Generally, the stimulation fluid suspends particulate propping agents, commonly referred to collectively as “proppant,” that are placed in the fractures to prevent the fractures from fully closing (once the hydraulic pressure is released), thereby forming “propped fractures” within the formation through which desirable fluids (e.g., hydrocarbons) may flow. The conductivity of these propped fractures may depend on, among other things, fracture width and fracture permeability. The permeability may be estimated by the size of the proppant. To generate sufficient fracture width, however, it may be necessary to obtain a fracture tip screenout in the formation. In a fracture tip screenout, the proppants bridge the narrow gaps at the tip of the fracture and are packed into the fracture, thus restricting flow to the fracture tip, which may terminate the extension of the fracture into the formation, inter alia, because the hydraulic pressure of the stimulation fluid may not be transmitted from the wellbore to the fracture tip.
Being able to control the initiation of a fracture tip screenout may be an important aspect of a successful fracturing operation. Without control of the fracture tip screenout, the fractures may not be packed with proppant as needed, e.g., to have the desired fracture width near the wellbore. Conventionally, to initiate a fracture tip screenout, the flow rate of the fracturing fluid is reduced while increasing proppant concentration therein, with the anticipation that this combination will cause a fracture tip screenout. However, this methodology does not consistently cause fracture tip screenouts.
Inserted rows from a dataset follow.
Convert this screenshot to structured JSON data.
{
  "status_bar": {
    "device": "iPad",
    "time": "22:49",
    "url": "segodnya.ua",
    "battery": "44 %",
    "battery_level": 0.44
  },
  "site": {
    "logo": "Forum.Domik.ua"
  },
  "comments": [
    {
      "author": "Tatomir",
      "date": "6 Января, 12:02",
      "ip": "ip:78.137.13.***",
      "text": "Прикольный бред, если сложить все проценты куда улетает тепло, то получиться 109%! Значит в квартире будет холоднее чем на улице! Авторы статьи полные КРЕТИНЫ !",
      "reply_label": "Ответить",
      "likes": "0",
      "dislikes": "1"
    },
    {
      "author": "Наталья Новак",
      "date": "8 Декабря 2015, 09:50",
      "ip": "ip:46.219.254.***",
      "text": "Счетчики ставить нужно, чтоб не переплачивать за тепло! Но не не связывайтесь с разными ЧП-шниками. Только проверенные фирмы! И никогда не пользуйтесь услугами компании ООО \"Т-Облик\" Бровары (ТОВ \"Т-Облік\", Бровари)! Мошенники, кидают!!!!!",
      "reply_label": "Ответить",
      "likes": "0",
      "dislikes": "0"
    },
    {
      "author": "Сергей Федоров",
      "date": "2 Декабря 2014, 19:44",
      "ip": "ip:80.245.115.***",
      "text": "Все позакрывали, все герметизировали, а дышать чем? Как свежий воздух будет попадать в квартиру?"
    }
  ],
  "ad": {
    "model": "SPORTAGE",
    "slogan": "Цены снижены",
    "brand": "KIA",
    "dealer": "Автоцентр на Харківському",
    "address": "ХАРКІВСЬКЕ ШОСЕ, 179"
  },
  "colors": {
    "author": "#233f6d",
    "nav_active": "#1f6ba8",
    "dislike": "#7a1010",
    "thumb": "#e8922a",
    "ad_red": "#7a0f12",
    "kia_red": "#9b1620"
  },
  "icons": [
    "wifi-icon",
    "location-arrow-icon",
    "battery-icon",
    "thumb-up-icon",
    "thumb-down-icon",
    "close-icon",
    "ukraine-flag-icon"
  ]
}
While increasing the proppant concentration and decreasing the flow rate does increase the probability that a fracture tip screenout may occur, this methodology assumes that there is one fracture taking all of the fluid. But, where there are competing fractures, the initiation of a fracture tip screenout may be difficult to control and/or predict using conventional methodologies. For example, in deviated wellbores, where only a portion of the perforations communicate with the dominant fracture that is being extended (when using conventional technologies), fluid is lost (e.g., leaking off) into other portions or fractures in the well besides the dominant fracture. Dependent upon the rate of fluid loss into the formation, these conventional methodologies may not successfully generate a tip screenout in the fracture. Furthermore, the conventional methods cannot predict when the screenout occurs, and, therefore, while it is desirable for the proppant to bridge at the tip of the fracture and pack therein, the bridging of the proppant and thus the screenout may occur anywhere in the fracture. Oftentimes, this may happen near the wellbore, before the high concentration proppant reaches the fracture, causing an undesirable screenout inside the wellbore. If the screenout does not occur at the tip, and the fracture is not gradually filled with proppant afterwards, the fracture may not be packed with proppant as desired.